Front Vet Sci. 2025 Aug 26;12:1625953. doi: 10.3389/fvets.2025.1625953. eCollection 2025.
Canine cruciate ligament rupture (CR) is a common, complex, polygenic, orthopaedic disease in dogs that results in serious financial burden and patient morbidity even in the face of surgical correction. The goal of this study was to evaluate the clinical utility of CR polygenic risk score (PRS) prediction models using genome-wide SNP data from a large reference population of Labrador Retriever dogs.
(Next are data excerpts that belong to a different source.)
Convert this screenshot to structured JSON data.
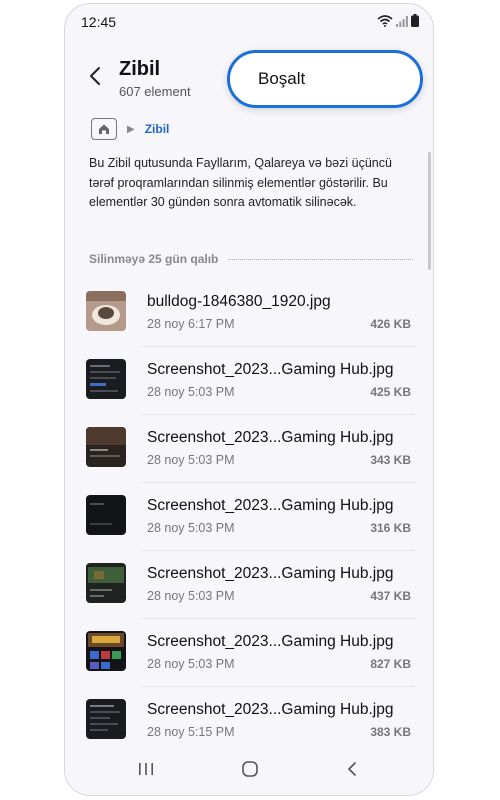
{
  "status_bar": {
    "time": "12:45"
  },
  "header": {
    "title": "Zibil",
    "subtitle": "607 element",
    "empty_button_label": "Boşalt"
  },
  "breadcrumb": {
    "current": "Zibil"
  },
  "info_text": "Bu Zibil qutusunda Fayllarım, Qalareya və bəzi üçüncü tərəf proqramlarından silinmiş elementlər göstərilir. Bu elementlər 30 gündən sonra avtomatik silinəcək.",
  "section": {
    "label": "Silinməyə 25 gün qalıb"
  },
  "files": [
    {
      "name": "bulldog-1846380_1920.jpg",
      "date": "28 noy 6:17 PM",
      "size": "426 KB"
    },
    {
      "name": "Screenshot_2023...Gaming Hub.jpg",
      "date": "28 noy 5:03 PM",
      "size": "425 KB"
    },
    {
      "name": "Screenshot_2023...Gaming Hub.jpg",
      "date": "28 noy 5:03 PM",
      "size": "343 KB"
    },
    {
      "name": "Screenshot_2023...Gaming Hub.jpg",
      "date": "28 noy 5:03 PM",
      "size": "316 KB"
    },
    {
      "name": "Screenshot_2023...Gaming Hub.jpg",
      "date": "28 noy 5:03 PM",
      "size": "437 KB"
    },
    {
      "name": "Screenshot_2023...Gaming Hub.jpg",
      "date": "28 noy 5:03 PM",
      "size": "827 KB"
    },
    {
      "name": "Screenshot_2023...Gaming Hub.jpg",
      "date": "28 noy 5:15 PM",
      "size": "383 KB"
    }
  ],
  "icons": {
    "back": "chevron-left-icon",
    "home": "home-icon",
    "wifi": "wifi-icon",
    "signal": "signal-icon",
    "battery": "battery-icon",
    "nav_recents": "recents-icon",
    "nav_home": "home-circle-icon",
    "nav_back": "nav-back-icon"
  },
  "colors": {
    "accent": "#1a6fd8",
    "breadcrumb": "#2166c7",
    "background": "#f7f6fa"
  }
}
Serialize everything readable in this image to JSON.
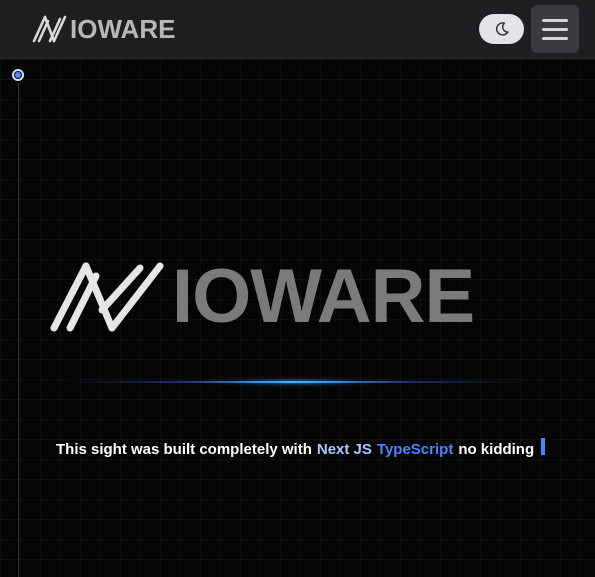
{
  "navbar": {
    "brand_text": "IOWARE",
    "theme_toggle_icon": "moon-icon",
    "menu_icon": "hamburger-icon"
  },
  "hero": {
    "logo_text": "IOWARE",
    "tagline": {
      "prefix": "This sight was built completely with",
      "next_js": "Next JS",
      "typescript": "TypeScript",
      "suffix": "no kidding"
    }
  },
  "colors": {
    "background": "#050505",
    "navbar": "#1f1f22",
    "accent_blue": "#4a82ff",
    "light_blue": "#a9c8ff",
    "logo_gray": "#7b7b7d"
  }
}
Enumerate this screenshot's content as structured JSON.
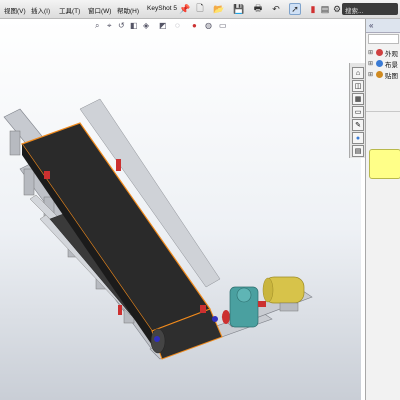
{
  "menubar": {
    "items": [
      {
        "label": "视图(V)"
      },
      {
        "label": "插入(I)"
      },
      {
        "label": "工具(T)"
      },
      {
        "label": "窗口(W)"
      },
      {
        "label": "帮助(H)"
      },
      {
        "label": "KeyShot 5"
      }
    ],
    "search_label": "搜索..."
  },
  "toolbar_icons": [
    "pin-icon",
    "new-document-icon",
    "open-icon",
    "save-icon",
    "print-icon",
    "undo-icon",
    "select-pointer-icon",
    "rebuild-icon",
    "file-properties-icon",
    "options-icon"
  ],
  "viewport_toolbar_icons": [
    "zoom-to-fit-icon",
    "zoom-area-icon",
    "previous-view-icon",
    "section-view-icon",
    "view-orientation-icon",
    "display-style-icon",
    "hide-show-icon",
    "edit-appearance-icon",
    "apply-scene-icon",
    "view-settings-icon"
  ],
  "side_tabs": [
    "appearance-tab-icon",
    "scene-tab-icon",
    "decal-tab-icon",
    "folder-tab-icon",
    "walkthrough-tab-icon",
    "display-manager-tab-icon",
    "custom-properties-tab-icon"
  ],
  "task_pane": {
    "collapse_glyph": "«",
    "tree": [
      {
        "label": "外观",
        "icon_color": "#d04040"
      },
      {
        "label": "布景",
        "icon_color": "#3a7bd5"
      },
      {
        "label": "贴图",
        "icon_color": "#d08a20"
      }
    ],
    "preview_color": "#ffff88"
  },
  "model": {
    "belt_color": "#2a2a2a",
    "frame_color": "#c9ccd2",
    "highlight_color": "#f08a1c",
    "motor_color": "#d7c34a",
    "gearbox_color": "#4aa0a0",
    "coupling_color": "#cc3030",
    "drum_accent_color": "#3030c0"
  }
}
Using 10-fold cross-validation and an independent validation population, we assessed Bayesian and machine learning models with and without covariates using both genome-wide SNPs as well as genic SNPs. Models were tuned by optimizing numbers of CR risk SNPs selected by genome-wide association and adjusting posterior probability thresholds to maximize prediction accuracy.
Models that included clinical covariates (sex, neuter status, age, weight, withers height, as well as the first 10 principal components from the genetic relationship matrix) universally yielded higher accuracy up to 88.5% compared to 77% without covariates. Prediction accuracy for some models was reduced when only genic SNPs were used suggesting SNPs in non-coding regions could influence the CR disease risk.
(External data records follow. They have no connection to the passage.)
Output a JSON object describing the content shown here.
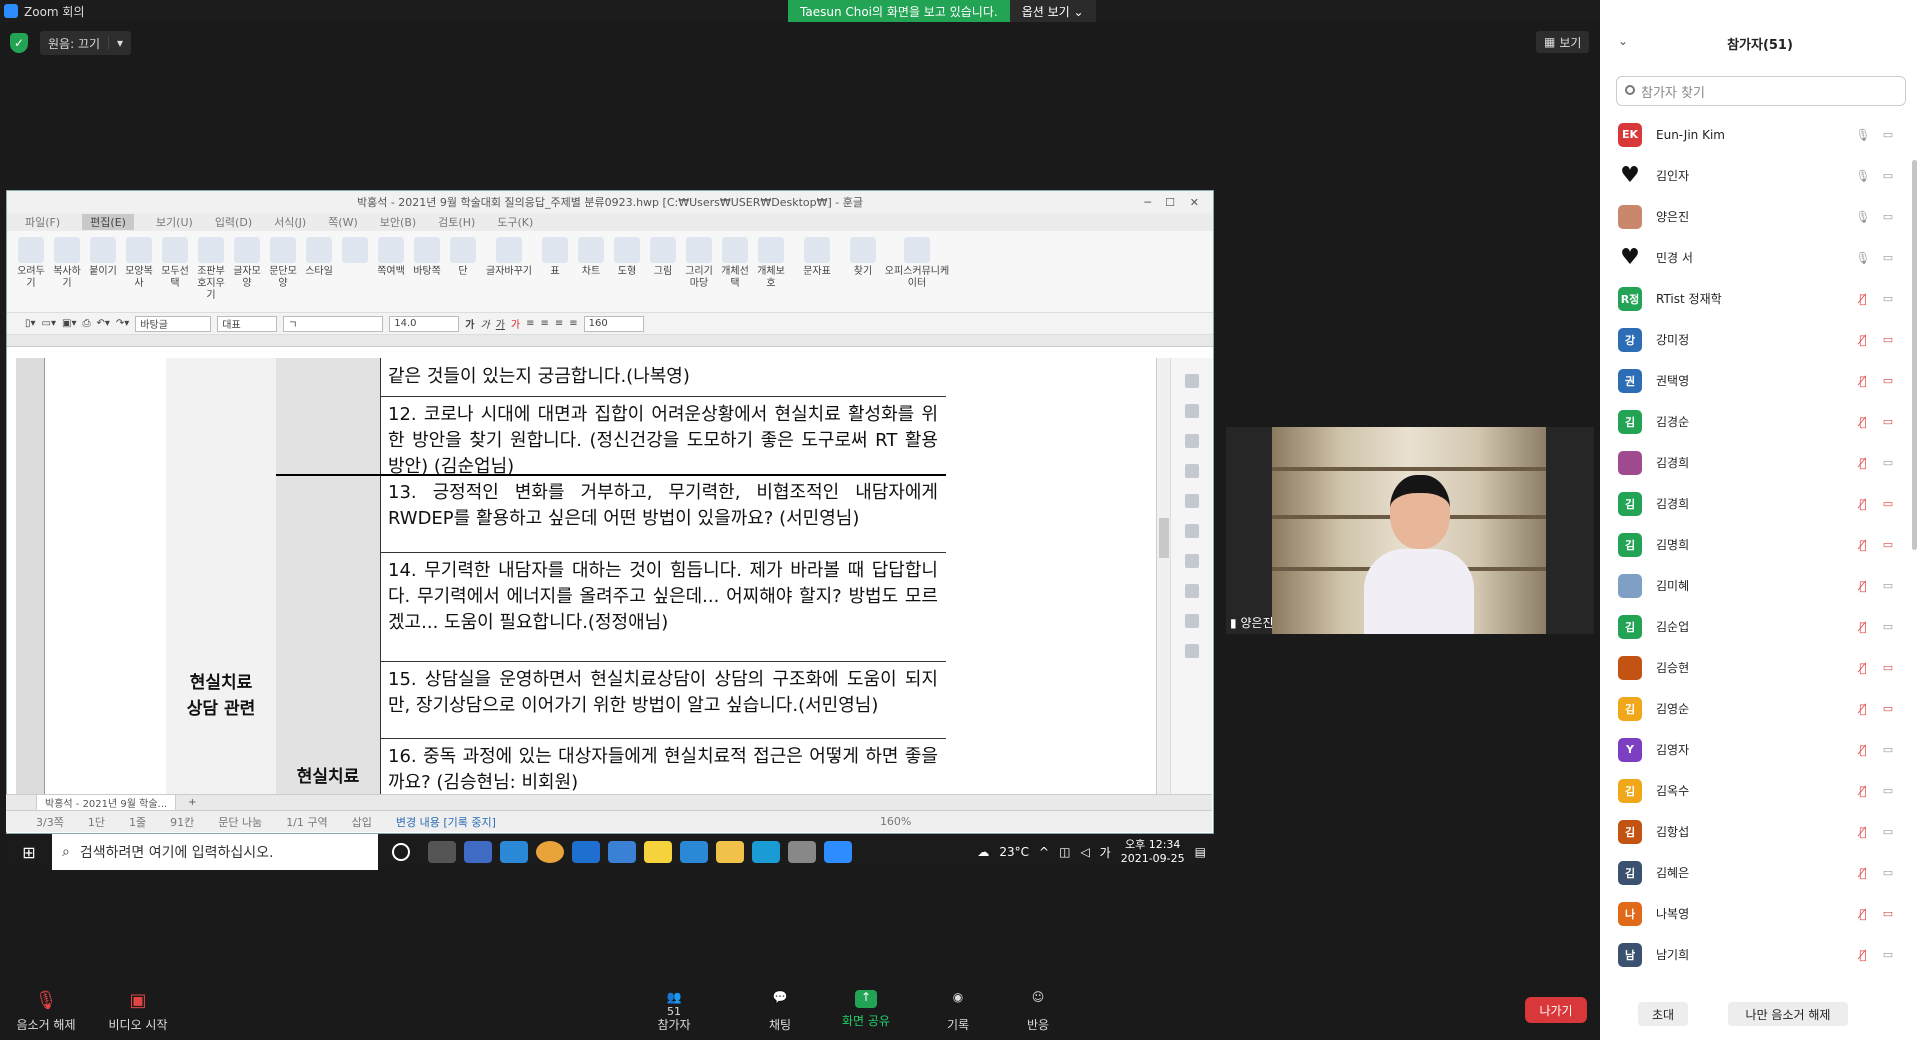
{
  "zoom": {
    "window_title": "Zoom 회의",
    "share_banner": "Taesun Choi의 화면을 보고 있습니다.",
    "view_options": "옵션 보기 ⌄",
    "original_sound": "원음: 끄기",
    "view_label": "보기",
    "video_name": "양은진",
    "leave": "나가기",
    "bottom": {
      "unmute": "음소거 해제",
      "start_video": "비디오 시작",
      "participants": "참가자",
      "participants_count": "51",
      "chat": "채팅",
      "share": "화면 공유",
      "record": "기록",
      "reactions": "반응"
    }
  },
  "panel": {
    "title": "참가자(51)",
    "search_placeholder": "참가자 찾기",
    "invite": "초대",
    "unmute_self": "나만 음소거 해제",
    "participants": [
      {
        "initials": "EK",
        "name": "Eun-Jin Kim",
        "color": "#d9383a",
        "mic": "on",
        "cam": "on"
      },
      {
        "initials": "♥",
        "name": "김인자",
        "color": "#111111",
        "mic": "on",
        "cam": "on"
      },
      {
        "initials": "",
        "name": "양은진",
        "color": "#c9876b",
        "mic": "on",
        "cam": "on"
      },
      {
        "initials": "♥",
        "name": "민경 서",
        "color": "#111111",
        "mic": "on",
        "cam": "on"
      },
      {
        "initials": "R정",
        "name": "RTist 정재학",
        "color": "#23a455",
        "mic": "muted",
        "cam": "on"
      },
      {
        "initials": "강",
        "name": "강미정",
        "color": "#2d6db5",
        "mic": "muted",
        "cam": "off"
      },
      {
        "initials": "권",
        "name": "권택영",
        "color": "#2d6db5",
        "mic": "muted",
        "cam": "off"
      },
      {
        "initials": "김",
        "name": "김경순",
        "color": "#23a455",
        "mic": "muted",
        "cam": "off"
      },
      {
        "initials": "",
        "name": "김경희",
        "color": "#a04a8f",
        "mic": "muted",
        "cam": "on"
      },
      {
        "initials": "김",
        "name": "김경희",
        "color": "#23a455",
        "mic": "muted",
        "cam": "off"
      },
      {
        "initials": "김",
        "name": "김명희",
        "color": "#23a455",
        "mic": "muted",
        "cam": "off"
      },
      {
        "initials": "",
        "name": "김미혜",
        "color": "#7f9fc4",
        "mic": "muted",
        "cam": "on"
      },
      {
        "initials": "김",
        "name": "김순업",
        "color": "#23a455",
        "mic": "muted",
        "cam": "on"
      },
      {
        "initials": "",
        "name": "김승현",
        "color": "#c25312",
        "mic": "muted",
        "cam": "off"
      },
      {
        "initials": "김",
        "name": "김영순",
        "color": "#f0a81a",
        "mic": "muted",
        "cam": "off"
      },
      {
        "initials": "Y",
        "name": "김영자",
        "color": "#7c3fc1",
        "mic": "muted",
        "cam": "on"
      },
      {
        "initials": "김",
        "name": "김옥수",
        "color": "#f0a81a",
        "mic": "muted",
        "cam": "on"
      },
      {
        "initials": "김",
        "name": "김항섭",
        "color": "#c25312",
        "mic": "muted",
        "cam": "on"
      },
      {
        "initials": "김",
        "name": "김혜은",
        "color": "#3a5270",
        "mic": "muted",
        "cam": "on"
      },
      {
        "initials": "나",
        "name": "나복영",
        "color": "#e06a1a",
        "mic": "muted",
        "cam": "off"
      },
      {
        "initials": "남",
        "name": "남기희",
        "color": "#3a5270",
        "mic": "muted",
        "cam": "on"
      }
    ]
  },
  "hwp": {
    "title": "박홍석 - 2021년 9월 학술대회 질의응답_주제별 분류0923.hwp [C:₩Users₩USER₩Desktop₩] - 훈글",
    "menu": [
      "파일(F)",
      "편집(E)",
      "보기(U)",
      "입력(D)",
      "서식(J)",
      "쪽(W)",
      "보안(B)",
      "검토(H)",
      "도구(K)"
    ],
    "ribbon": [
      "오려두기",
      "복사하기",
      "붙이기",
      "모양복사",
      "모두선택",
      "조판부호지우기",
      "글자모양",
      "문단모양",
      "스타일",
      "",
      "쪽여백",
      "바탕쪽",
      "단",
      "글자바꾸기",
      "표",
      "차트",
      "도형",
      "그림",
      "그리기마당",
      "개체선택",
      "개체보호",
      "문자표",
      "찾기",
      "오피스커뮤니케이터"
    ],
    "style_box": "바탕글",
    "para_box": "대표",
    "font_size": "14.0",
    "zoom_box": "160",
    "category_main": "현실치료\n상담 관련",
    "category_sub": "현실치료",
    "questions": [
      "같은 것들이 있는지 궁금합니다.(나복영)",
      "12. 코로나 시대에 대면과 집합이 어려운상황에서 현실치료 활성화를 위한 방안을 찾기 원합니다. (정신건강을 도모하기 좋은 도구로써 RT 활용방안) (김순업님)",
      "13. 긍정적인 변화를 거부하고, 무기력한, 비협조적인 내담자에게 RWDEP를 활용하고 싶은데 어떤 방법이 있을까요? (서민영님)",
      "14. 무기력한 내담자를 대하는 것이 힘듭니다. 제가 바라볼 때 답답합니다. 무기력에서 에너지를 올려주고 싶은데... 어찌해야 할지? 방법도 모르겠고... 도움이 필요합니다.(정정애님)",
      "15. 상담실을 운영하면서 현실치료상담이 상담의 구조화에 도움이 되지만, 장기상담으로 이어가기 위한 방법이 알고 싶습니다.(서민영님)",
      "16. 중독 과정에 있는 대상자들에게 현실치료적 접근은 어떻게 하면 좋을까요? (김승현님: 비회원)"
    ],
    "tab_label": "박홍석 - 2021년 9월 학술...",
    "status": [
      "3/3쪽",
      "1단",
      "1줄",
      "91칸",
      "문단 나눔",
      "1/1 구역",
      "삽입",
      "변경 내용 [기록 중지]",
      "160%"
    ]
  },
  "taskbar": {
    "search": "검색하려면 여기에 입력하십시오.",
    "temp": "23°C",
    "ime": "가",
    "time": "오후 12:34",
    "date": "2021-09-25"
  }
}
Our results confirm that PRS models provide sufficient predictive accuracy for clinical application in veterinary medicine and offer a viable, early-life screening tool for personalized care and selective breeding to reduce CR incidence in high-risk breeds. Our results further confirm that CR is a complex polygenic disease in which genome-wide risk SNPs influence disease pathogenesis.
犬类十字韧带断裂(CR)是犬类中一种常见、复杂的多基因骨科疾病,即使经过手术矫正,也会给患者带来严重的经济负担和发病风险。本研究的目的是利用来自拉布拉多猎犬大型参考群体的全基因组单核苷酸多态性(SNP)数据,评估CR多基因风险评分(PRS)预测模型的临床实用性。
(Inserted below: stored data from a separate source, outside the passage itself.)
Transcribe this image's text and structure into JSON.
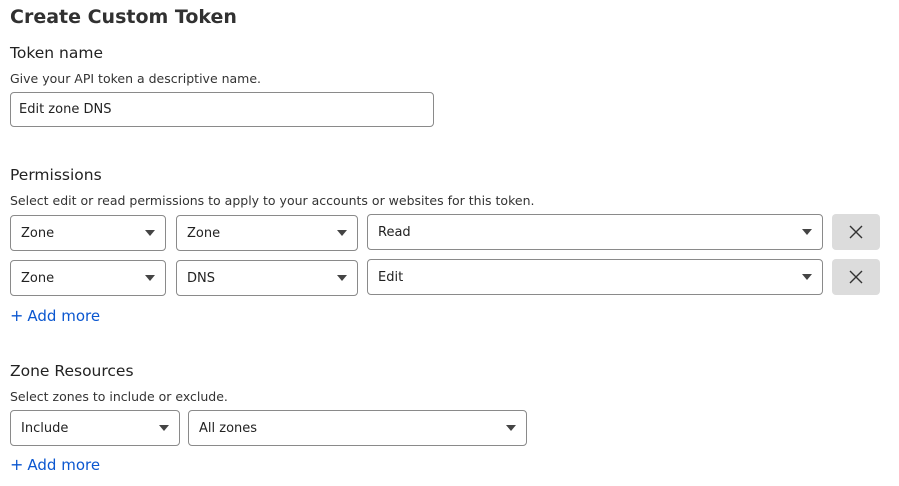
{
  "page_title": "Create Custom Token",
  "token_name": {
    "label": "Token name",
    "help": "Give your API token a descriptive name.",
    "value": "Edit zone DNS"
  },
  "permissions": {
    "label": "Permissions",
    "help": "Select edit or read permissions to apply to your accounts or websites for this token.",
    "rows": [
      {
        "scope": "Zone",
        "resource": "Zone",
        "access": "Read"
      },
      {
        "scope": "Zone",
        "resource": "DNS",
        "access": "Edit"
      }
    ],
    "add_more": "Add more"
  },
  "zone_resources": {
    "label": "Zone Resources",
    "help": "Select zones to include or exclude.",
    "mode": "Include",
    "zones": "All zones",
    "add_more": "Add more"
  },
  "icons": {
    "remove": "close-icon",
    "dropdown": "chevron-down-icon",
    "add": "plus-icon"
  },
  "colors": {
    "link": "#0b57d0",
    "remove_bg": "#dcdcdc"
  }
}
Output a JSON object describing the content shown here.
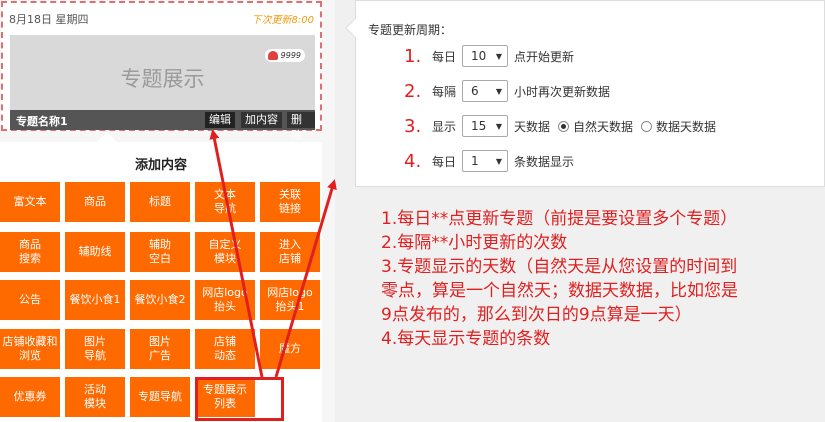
{
  "preview": {
    "date": "8月18日 星期四",
    "next_update": "下次更新8:00",
    "title": "专题展示",
    "badge_count": "9999",
    "caption_name": "专题名称1",
    "buttons": {
      "edit": "编辑",
      "add_content": "加内容",
      "delete": "删除"
    }
  },
  "add_panel": {
    "title": "添加内容",
    "tiles": [
      {
        "label": "富文本"
      },
      {
        "label": "商品"
      },
      {
        "label": "标题"
      },
      {
        "label": "文本\n导航"
      },
      {
        "label": "关联\n链接"
      },
      {
        "label": "商品\n搜索"
      },
      {
        "label": "辅助线"
      },
      {
        "label": "辅助\n空白"
      },
      {
        "label": "自定义\n模块"
      },
      {
        "label": "进入\n店铺"
      },
      {
        "label": "公告"
      },
      {
        "label": "餐饮小食1"
      },
      {
        "label": "餐饮小食2"
      },
      {
        "label": "网店logo\n抬头"
      },
      {
        "label": "网店logo\n抬头1"
      },
      {
        "label": "店铺收藏和\n浏览"
      },
      {
        "label": "图片\n导航"
      },
      {
        "label": "图片\n广告"
      },
      {
        "label": "店铺\n动态"
      },
      {
        "label": "魔方"
      },
      {
        "label": "优惠券"
      },
      {
        "label": "活动\n模块"
      },
      {
        "label": "专题导航"
      },
      {
        "label": "专题展示\n列表"
      }
    ]
  },
  "settings": {
    "title": "专题更新周期：",
    "rows": [
      {
        "num": "1.",
        "pre": "每日",
        "value": "10",
        "post": "点开始更新"
      },
      {
        "num": "2.",
        "pre": "每隔",
        "value": "6",
        "post": "小时再次更新数据"
      },
      {
        "num": "3.",
        "pre": "显示",
        "value": "15",
        "post": "天数据"
      },
      {
        "num": "4.",
        "pre": "每日",
        "value": "1",
        "post": "条数据显示"
      }
    ],
    "radio_natural": "自然天数据",
    "radio_data": "数据天数据",
    "radio_selected": "natural"
  },
  "notes": [
    "1.每日**点更新专题（前提是要设置多个专题）",
    "2.每隔**小时更新的次数",
    "3.专题显示的天数（自然天是从您设置的时间到",
    "零点，算是一个自然天；数据天数据，比如您是",
    "9点发布的，那么到次日的9点算是一天）",
    "4.每天显示专题的条数"
  ],
  "colors": {
    "tile": "#ff6a00",
    "annotation_red": "#e02020",
    "next_update": "#f39c12"
  }
}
使用10倍交叉验证和一个独立验证群体,我们评估了使用全基因组SNP以及基因SNP的有无协变量的贝叶斯和机器学习模型。通过优化全基因组关联选择的CR风险SNP数量并调整后验概率阈值来调整模型,以最大化预测准确性。
与无协变量的模型相比,包含临床协变量(性别、绝育状态、年龄、体重、肩高以及遗传关系矩阵的前10个主成分)的模型普遍产生更高的准确性,最高可达88.5%,而无协变量的模型为77%。当仅使用基因SNP时,一些模型的预测准确性降低,这表明非编码区域的SNP可能会影响CR疾病风险。
我们的结果证实,PRS模型为兽医学临床应用提供了足够的预测准确性,并为个性化护理和选择性育种提供了一种可行的早期筛查工具,以降低高危品种的CR发病率。我们的结果进一步证实,CR是一种复杂的多基因疾病,其中全基因组风险SNP影响疾病发病机制。